Na base, direitos humanos foram concedidos aos seres humanos para garantir condições de vida justas nas quais pudessem se desenvolver, bem como envolvimento nos processos de tomada de decisão, sem medo de interferência estatal em suas vidas. Depois disso, desenvolveram-se direitos sociais (educação, saúde, etc.), relacionados às condições para o desenvolvimento humano, e hoje também se fala de direitos mais amplos, como o direito à proteção ambiental.
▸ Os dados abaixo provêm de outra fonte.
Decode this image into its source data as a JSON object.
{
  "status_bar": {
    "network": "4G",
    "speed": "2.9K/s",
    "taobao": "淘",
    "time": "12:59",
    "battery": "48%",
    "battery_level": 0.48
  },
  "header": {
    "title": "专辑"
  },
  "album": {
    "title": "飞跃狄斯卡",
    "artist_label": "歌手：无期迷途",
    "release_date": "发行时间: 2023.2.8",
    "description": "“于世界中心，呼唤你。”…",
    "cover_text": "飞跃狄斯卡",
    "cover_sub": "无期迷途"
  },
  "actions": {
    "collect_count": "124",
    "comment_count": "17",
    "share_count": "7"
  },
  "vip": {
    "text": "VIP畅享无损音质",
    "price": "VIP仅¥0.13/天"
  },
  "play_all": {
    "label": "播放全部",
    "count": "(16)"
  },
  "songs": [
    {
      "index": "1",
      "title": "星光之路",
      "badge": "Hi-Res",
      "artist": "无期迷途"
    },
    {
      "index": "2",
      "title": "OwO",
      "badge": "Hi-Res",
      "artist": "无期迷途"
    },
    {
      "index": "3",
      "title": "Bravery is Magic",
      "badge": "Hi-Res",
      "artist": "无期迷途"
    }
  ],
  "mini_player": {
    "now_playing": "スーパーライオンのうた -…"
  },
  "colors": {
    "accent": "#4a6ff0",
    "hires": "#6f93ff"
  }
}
Claro, é preciso fazer uma distinção entre os direitos básicos, nos quais o Estado é obrigado a abster-se de violá-los, e os direitos sociais que o Estado deve promover. Os direitos estão relacionados à vulnerabilidade e vulnerabilidade do ser humano em relação ao poder do Estado. A base dos direitos humanos era a proteção do indivíduo contra o abuso do poder do Estado e, posteriormente, o desejo de permitir que os seres humanos cumprissem seu destino. O direito a um julgamento justo também foi inicialmente concedido aos seres humanos, para protegê-los do poder de processar quando enfrentam processos criminais, processo no qual provavelmente serão mais gravemente violados tanto em sua dignidade quanto em sua liberdade. No entanto, os direitos humanos foram inicialmente aplicados, ao menos em parte, às corporações, sem discutir se as justificativas para concedê-los se aplicam a não seres humanos.